Indeed, our entire National Security apparatus may be woefully out of whack with the exigencies of the times. Else, how would it have been possible for the National Democratic Congress operatives to have illegally, albeit successfully, tacked some 76,286 Togolese nationals onto Ghana's Voters' Register in the Ketu-South Constituency, in the Volta Region, alone? To be be brutally frank and honest with the dear reader, the allegedly successful recruitment of Mr. Nazir Alema into the ranks of ISIS is absolutely nothing to worry about. After all, as has been widely reported, the alleged ISIS recruit was a graduate of the Kwame Nkrumah University of Science and Technology (KNUST) who, by most accounts, was gainfully employed. And the argument that Mr. Alema might have been motivated by economic frustration does not appear to muster scrutiny. It may, however, be valid in the nine, or so, other instances.

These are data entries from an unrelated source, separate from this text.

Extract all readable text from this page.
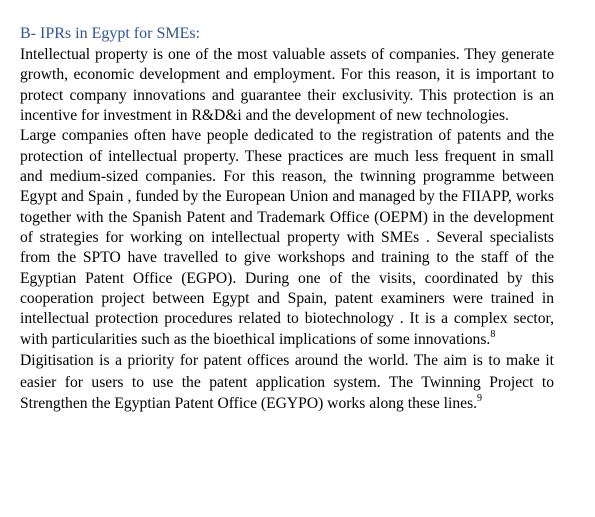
B- IPRs in Egypt for SMEs:

Intellectual property is one of the most valuable assets of companies. They generate growth, economic development and employment. For this reason, it is important to protect company innovations and guarantee their exclusivity. This protection is an incentive for investment in R&D&i and the development of new technologies.

Large companies often have people dedicated to the registration of patents and the protection of intellectual property. These practices are much less frequent in small and medium-sized companies. For this reason, the twinning programme between Egypt and Spain , funded by the European Union and managed by the FIIAPP, works together with the Spanish Patent and Trademark Office (OEPM) in the development of strategies for working on intellectual property with SMEs . Several specialists from the SPTO have travelled to give workshops and training to the staff of the Egyptian Patent Office (EGPO). During one of the visits, coordinated by this cooperation project between Egypt and Spain, patent examiners were trained in intellectual protection procedures related to biotechnology . It is a complex sector, with particularities such as the bioethical implications of some innovations.$^8$

Digitisation is a priority for patent offices around the world. The aim is to make it easier for users to use the patent application system. The Twinning Project to Strengthen the Egyptian Patent Office (EGYPO) works along these lines.$^9$
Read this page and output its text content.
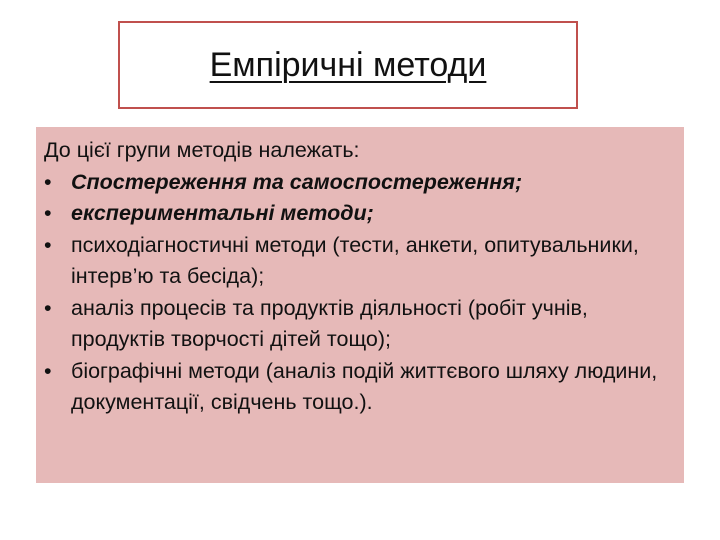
Емпіричні методи
До цієї групи методів належать:
• Спостереження та самоспостереження;
• експериментальні методи;
• психодіагностичні методи (тести, анкети, опитувальники, інтерв’ю та бесіда);
• аналіз процесів та продуктів діяльності (робіт учнів, продуктів творчості дітей тощо);
• біографічні методи (аналіз подій життєвого шляху людини, документації, свідчень тощо.).
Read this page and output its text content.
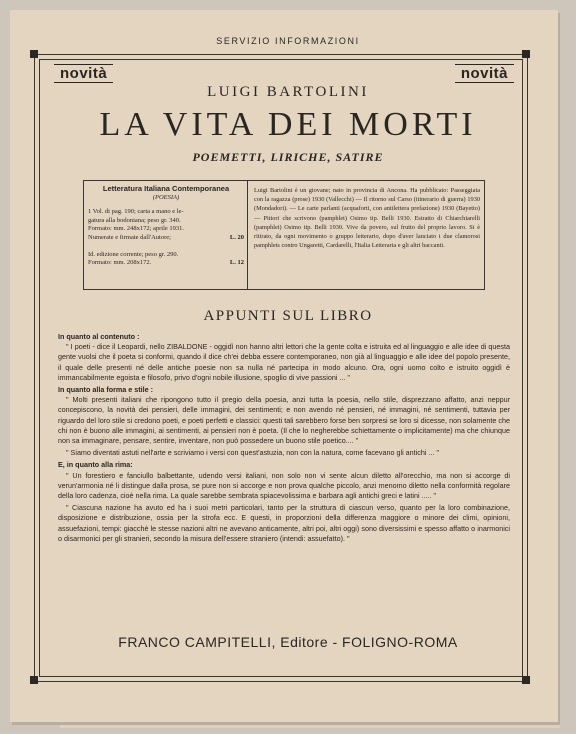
SERVIZIO INFORMAZIONI
novità	novità
LUIGI BARTOLINI
LA VITA DEI MORTI
POEMETTI, LIRICHE, SATIRE
Letteratura Italiana Contemporanea
(POESIA)
1 Vol. di pag. 190; carta a mano e le-
gatura alla bodoniana; peso gr. 340.
Formato: mm. 248x172; aprile 1931.
Numerate e firmate dall'Autore;	L. 20
Id. edizione corrente; peso gr. 290.
Formato: mm. 208x172.	L. 12
Luigi Bartolini è un giovane; nato in provincia di Ancona. Ha pubblicato: Passeggiata con la ragazza (prose) 1930 (Vallecchi) — Il ritorno sul Carso (itinerario di guerra) 1930 (Mondadori). — Le carte parlanti (acquaforti, con antilettera prefazione) 1930 (Bayetto) — Pittori che scrivono (pamphlet) Osimo tip. Belli 1930. Estratto di Chiarchiarelli (pamphlet) Osimo tip. Belli 1930. Vive da povero, sul frutto del proprio lavoro. Si è ritirato, da ogni movimento o gruppo letterario, dopo d'aver lanciato i due clamorosi pamphlets contro Ungaretti, Cardarelli, l'Italia Letteraria e gli altri baccanti.
APPUNTI SUL LIBRO
In quanto al contenuto :

" I poeti - dice il Leopardi, nello ZIBALDONE - oggidì non hanno altri lettori che la gente colta e istruita ed al linguaggio e alle idee di questa gente vuolsi che il poeta si conformi, quando il dice ch'ei debba essere contemporaneo, non già al linguaggio e alle idee del popolo presente, il quale delle presenti né delle antiche poesie non sa nulla né partecipa in modo alcuno. Ora, ogni uomo colto e istruito oggidì è immancabilmente egoista e filosofo, privo d'ogni nobile illusione, spoglio di vive passioni ... "

In quanto alla forma e stile :

" Molti presenti italiani che ripongono tutto il pregio della poesia, anzi tutta la poesia, nello stile, disprezzano affatto, anzi neppur concepiscono, la novità dei pensieri, delle immagini, dei sentimenti; e non avendo né pensieri, né immagini, né sentimenti, tuttavia per riguardo del loro stile si credono poeti, e poeti perfetti e classici: questi tali sarebbero forse ben sorpresi se loro si dicesse, non solamente che chi non è buono alle immagini, ai sentimenti, ai pensieri non è poeta. (Il che lo negherebbe schiettamente o implicitamente) ma che chiunque non sa immaginare, pensare, sentire, inventare, non può possedere un buono stile poetico.... "

" Siamo diventati astuti nell'arte e scriviamo i versi con quest'astuzia, non con la natura, come facevano gli antichi ... "

E, in quanto alla rima:

" Un forestiero e fanciullo balbettante, udendo versi italiani, non solo non vi sente alcun diletto all'orecchio, ma non si accorge di verun'armonia né li distingue dalla prosa, se pure non si accorge e non prova qualche piccolo, anzi menomo diletto nella conformità regolare della loro cadenza, cioè nella rima. La quale sarebbe sembrata spiacevolissima e barbara agli antichi greci e latini ..... "

" Ciascuna nazione ha avuto ed ha i suoi metri particolari, tanto per la struttura di ciascun verso, quanto per la loro combinazione, disposizione e distribuzione, ossia per la strofa ecc. E questi, in proporzioni della differenza maggiore o minore dei climi, opinioni, assuefazioni, tempi: giacchè le stesse nazioni altri ne avevano anticamente, altri poi, altri oggi) sono diversissimi e spesso affatto o inarmonici o disarmonici per gli stranieri, secondo la misura dell'essere straniero (intendi: assuefatto). "

FRANCO CAMPITELLI, Editore - FOLIGNO-ROMA
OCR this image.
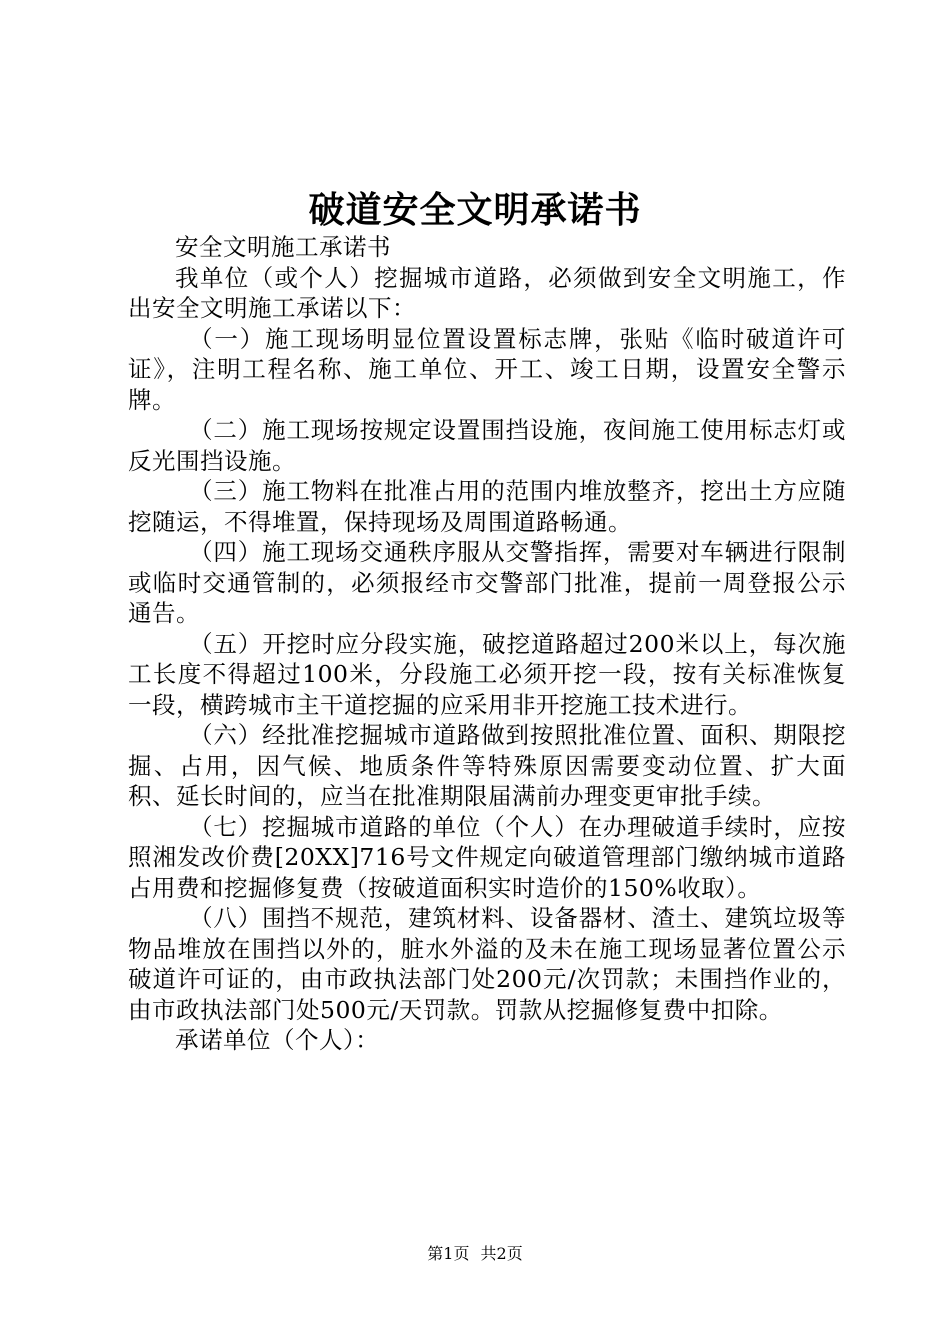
破道安全文明承诺书

安全文明施工承诺书

我单位（或个人）挖掘城市道路，必须做到安全文明施工，作出安全文明施工承诺以下：

（一）施工现场明显位置设置标志牌，张贴《临时破道许可证》，注明工程名称、施工单位、开工、竣工日期，设置安全警示牌。

（二）施工现场按规定设置围挡设施，夜间施工使用标志灯或反光围挡设施。

（三）施工物料在批准占用的范围内堆放整齐，挖出土方应随挖随运，不得堆置，保持现场及周围道路畅通。

（四）施工现场交通秩序服从交警指挥，需要对车辆进行限制或临时交通管制的，必须报经市交警部门批准，提前一周登报公示通告。

（五）开挖时应分段实施，破挖道路超过200米以上，每次施工长度不得超过100米，分段施工必须开挖一段，按有关标准恢复一段，横跨城市主干道挖掘的应采用非开挖施工技术进行。

（六）经批准挖掘城市道路做到按照批准位置、面积、期限挖掘、占用，因气候、地质条件等特殊原因需要变动位置、扩大面积、延长时间的，应当在批准期限届满前办理变更审批手续。

（七）挖掘城市道路的单位（个人）在办理破道手续时，应按照湘发改价费[20XX]716号文件规定向破道管理部门缴纳城市道路占用费和挖掘修复费（按破道面积实时造价的150%收取）。

（八）围挡不规范，建筑材料、设备器材、渣土、建筑垃圾等物品堆放在围挡以外的，脏水外溢的及未在施工现场显著位置公示破道许可证的，由市政执法部门处200元/次罚款；未围挡作业的，由市政执法部门处500元/天罚款。罚款从挖掘修复费中扣除。

承诺单位（个人）：

第1页 共2页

As an evidently successful college graduate, Mr. Alema was decidedly a mature adult, however youthful he might have been, who was quite capable of deciding for himself the kind of existential course he wanted to pursue. What the operatives of our National Security Agency/ Council (NSA/NSC) ought to focus most of its resources and personnel on, regards the studious tracking of the movements of these ISIS recruits in order to ensure that they never re-enter the country under any circumstances. And this is also where both Parliament and the Flagstaff House ought to promptly act in concert for the greater good and security of the country. This means, for instance, that the government may need to enact a special edict summarily condemning any proven ISIS veteran who attempts to re-enter the country, for whatever reasons, to death by firing squad. Absolutely no exceptions here, whatsoever, if law-abiding Ghanaian citizens are to live in peace and tranquility.

I also agree with the Daily Guide on the imperative need for Ghanaians to begin reassessing our globally acclaimed accolade of being faultingly hospitable for our own good (See "Security Alert" Modernghana.com 8/26/15). There is absolutely no other alternative, if we are to prevail as a nation worthy of such designation.